Nonetheless, the bottom line is that UCLA has three productive tailbacks, and there isn’t enough playing time to satisfy all of them.
Davis, who grew up in Texas but played football at Seneca Valley High School in Germantown, Md., said his size has never been a deterrent.
He rushed for 2,005 yards and scored 38 touchdowns during his prep career. He also excelled in track, setting a school record of 21.8 seconds in the 200 meters.
Davis said he was recruited by several other major schools, including Syracuse, Tennessee, Penn State, Auburn and Georgia Tech. “The only school that really brought up anything about my size was UCLA,” he said.
Even though he said he was disturbed that UCLA had mentioned his size, Davis believed that the school was the best place for him in the long run.
He didn’t play as a freshman in 1989 but achieved some distinction by winning the Charles Pike Award as the outstanding player on the scout team. Then in 1990, he was stunned when he was moved to wide receiver.
“At that point, I just wanted to get onto the field, but I still didn’t see any playing time,” Davis said.
Davis said he wasn’t comfortable as a wide receiver but didn’t have any problem catching the ball.
If Davis had any regrets about choosing UCLA, his father, Maurice Davis, gave him moral support. “He made sure that I knew that I’m still a good athlete, no matter what,” Davis said, “and that I was as good as anybody (UCLA) had, regardless of my size.
“I don’t look at people being so much bigger than me. I’m average size. It’s no problem.”

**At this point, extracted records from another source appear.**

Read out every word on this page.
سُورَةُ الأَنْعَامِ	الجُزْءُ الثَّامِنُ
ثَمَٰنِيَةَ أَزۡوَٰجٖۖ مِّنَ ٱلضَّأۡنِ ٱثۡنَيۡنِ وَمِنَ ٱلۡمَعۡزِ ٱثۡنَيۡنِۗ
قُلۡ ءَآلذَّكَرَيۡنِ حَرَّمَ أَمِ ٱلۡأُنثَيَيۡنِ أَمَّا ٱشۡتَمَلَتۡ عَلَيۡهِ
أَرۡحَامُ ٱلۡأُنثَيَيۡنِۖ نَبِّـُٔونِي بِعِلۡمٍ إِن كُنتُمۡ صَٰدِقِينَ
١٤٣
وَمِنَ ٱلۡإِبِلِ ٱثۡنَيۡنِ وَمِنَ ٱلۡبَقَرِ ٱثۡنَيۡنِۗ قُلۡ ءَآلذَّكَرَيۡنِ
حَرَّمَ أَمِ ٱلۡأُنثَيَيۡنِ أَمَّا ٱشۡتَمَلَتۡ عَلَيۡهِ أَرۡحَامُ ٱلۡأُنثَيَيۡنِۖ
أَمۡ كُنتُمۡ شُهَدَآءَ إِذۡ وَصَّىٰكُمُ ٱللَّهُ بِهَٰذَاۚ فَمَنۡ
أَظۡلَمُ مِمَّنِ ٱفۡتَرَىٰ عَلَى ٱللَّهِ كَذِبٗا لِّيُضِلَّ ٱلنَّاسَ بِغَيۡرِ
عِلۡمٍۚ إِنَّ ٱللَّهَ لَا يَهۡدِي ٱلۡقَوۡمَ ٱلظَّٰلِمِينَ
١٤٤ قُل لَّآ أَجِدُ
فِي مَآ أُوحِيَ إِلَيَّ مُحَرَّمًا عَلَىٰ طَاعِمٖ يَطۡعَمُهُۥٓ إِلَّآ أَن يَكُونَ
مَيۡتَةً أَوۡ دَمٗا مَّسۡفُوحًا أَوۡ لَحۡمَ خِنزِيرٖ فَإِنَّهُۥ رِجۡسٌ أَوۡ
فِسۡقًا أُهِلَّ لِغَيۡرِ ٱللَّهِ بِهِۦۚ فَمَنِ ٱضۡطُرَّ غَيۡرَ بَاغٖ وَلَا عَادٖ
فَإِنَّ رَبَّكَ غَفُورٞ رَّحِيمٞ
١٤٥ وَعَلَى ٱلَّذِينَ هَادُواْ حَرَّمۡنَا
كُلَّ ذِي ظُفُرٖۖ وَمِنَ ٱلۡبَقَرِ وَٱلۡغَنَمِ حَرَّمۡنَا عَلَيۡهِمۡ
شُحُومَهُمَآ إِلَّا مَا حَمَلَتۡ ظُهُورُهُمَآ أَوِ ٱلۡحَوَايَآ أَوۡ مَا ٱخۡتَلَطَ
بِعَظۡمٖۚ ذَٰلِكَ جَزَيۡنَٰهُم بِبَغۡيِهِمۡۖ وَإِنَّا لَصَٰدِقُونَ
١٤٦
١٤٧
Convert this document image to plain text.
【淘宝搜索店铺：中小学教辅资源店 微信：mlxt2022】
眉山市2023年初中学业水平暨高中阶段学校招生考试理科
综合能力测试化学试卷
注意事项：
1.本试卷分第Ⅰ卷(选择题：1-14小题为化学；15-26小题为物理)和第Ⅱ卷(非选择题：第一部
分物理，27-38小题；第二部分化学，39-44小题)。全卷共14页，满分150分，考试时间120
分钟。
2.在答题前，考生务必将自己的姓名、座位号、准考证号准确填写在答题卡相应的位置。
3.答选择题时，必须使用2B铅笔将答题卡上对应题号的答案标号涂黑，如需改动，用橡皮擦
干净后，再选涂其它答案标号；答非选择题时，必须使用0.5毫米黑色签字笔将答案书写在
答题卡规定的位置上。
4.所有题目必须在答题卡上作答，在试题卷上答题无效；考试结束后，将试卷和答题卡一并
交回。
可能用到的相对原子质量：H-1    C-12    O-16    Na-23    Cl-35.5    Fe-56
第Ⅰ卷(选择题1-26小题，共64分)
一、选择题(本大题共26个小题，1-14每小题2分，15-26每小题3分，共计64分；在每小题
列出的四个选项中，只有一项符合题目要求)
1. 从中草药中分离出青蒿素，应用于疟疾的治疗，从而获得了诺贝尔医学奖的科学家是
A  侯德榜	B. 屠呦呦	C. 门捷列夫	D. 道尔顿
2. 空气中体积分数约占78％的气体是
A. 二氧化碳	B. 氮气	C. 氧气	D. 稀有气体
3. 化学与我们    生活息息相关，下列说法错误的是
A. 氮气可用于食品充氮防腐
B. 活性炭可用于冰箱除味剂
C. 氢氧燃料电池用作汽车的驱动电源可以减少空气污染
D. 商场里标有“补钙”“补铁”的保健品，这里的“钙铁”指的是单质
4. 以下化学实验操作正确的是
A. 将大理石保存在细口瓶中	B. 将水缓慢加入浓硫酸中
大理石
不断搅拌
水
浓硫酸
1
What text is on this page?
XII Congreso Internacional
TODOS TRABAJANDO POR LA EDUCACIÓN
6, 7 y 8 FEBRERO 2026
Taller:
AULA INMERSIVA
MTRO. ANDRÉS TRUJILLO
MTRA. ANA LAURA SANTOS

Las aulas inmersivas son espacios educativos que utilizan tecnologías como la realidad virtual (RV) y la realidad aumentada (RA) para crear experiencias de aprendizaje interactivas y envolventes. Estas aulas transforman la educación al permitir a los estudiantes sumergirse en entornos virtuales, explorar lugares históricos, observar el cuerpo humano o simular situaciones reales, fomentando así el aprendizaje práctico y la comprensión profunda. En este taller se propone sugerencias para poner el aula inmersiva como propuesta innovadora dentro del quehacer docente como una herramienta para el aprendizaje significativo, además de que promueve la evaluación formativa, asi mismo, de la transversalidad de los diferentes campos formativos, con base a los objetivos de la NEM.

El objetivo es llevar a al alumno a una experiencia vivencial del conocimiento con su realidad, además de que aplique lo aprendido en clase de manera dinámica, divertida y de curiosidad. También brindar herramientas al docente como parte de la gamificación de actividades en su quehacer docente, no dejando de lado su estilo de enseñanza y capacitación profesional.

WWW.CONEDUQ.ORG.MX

Davis said Ricky is only a nickname given to him by his grandfather. His given name is Dachary Duane Davis. “I don’t know where my mother came up with that,” he said.
Even though Donahue praised Davis’ come-through performance against Arizona State and called him “a tough little nut,” he will not be promoted to first string.
“I think Ricky Davis is part of our tailback corps and he needs to function and serve the team, which he did brilliantly Saturday,” Donahue said.
So that’s the situation, and when Davis was asked what he could do about it, he smiled and said: “Just go out and rush for 120-some yards.”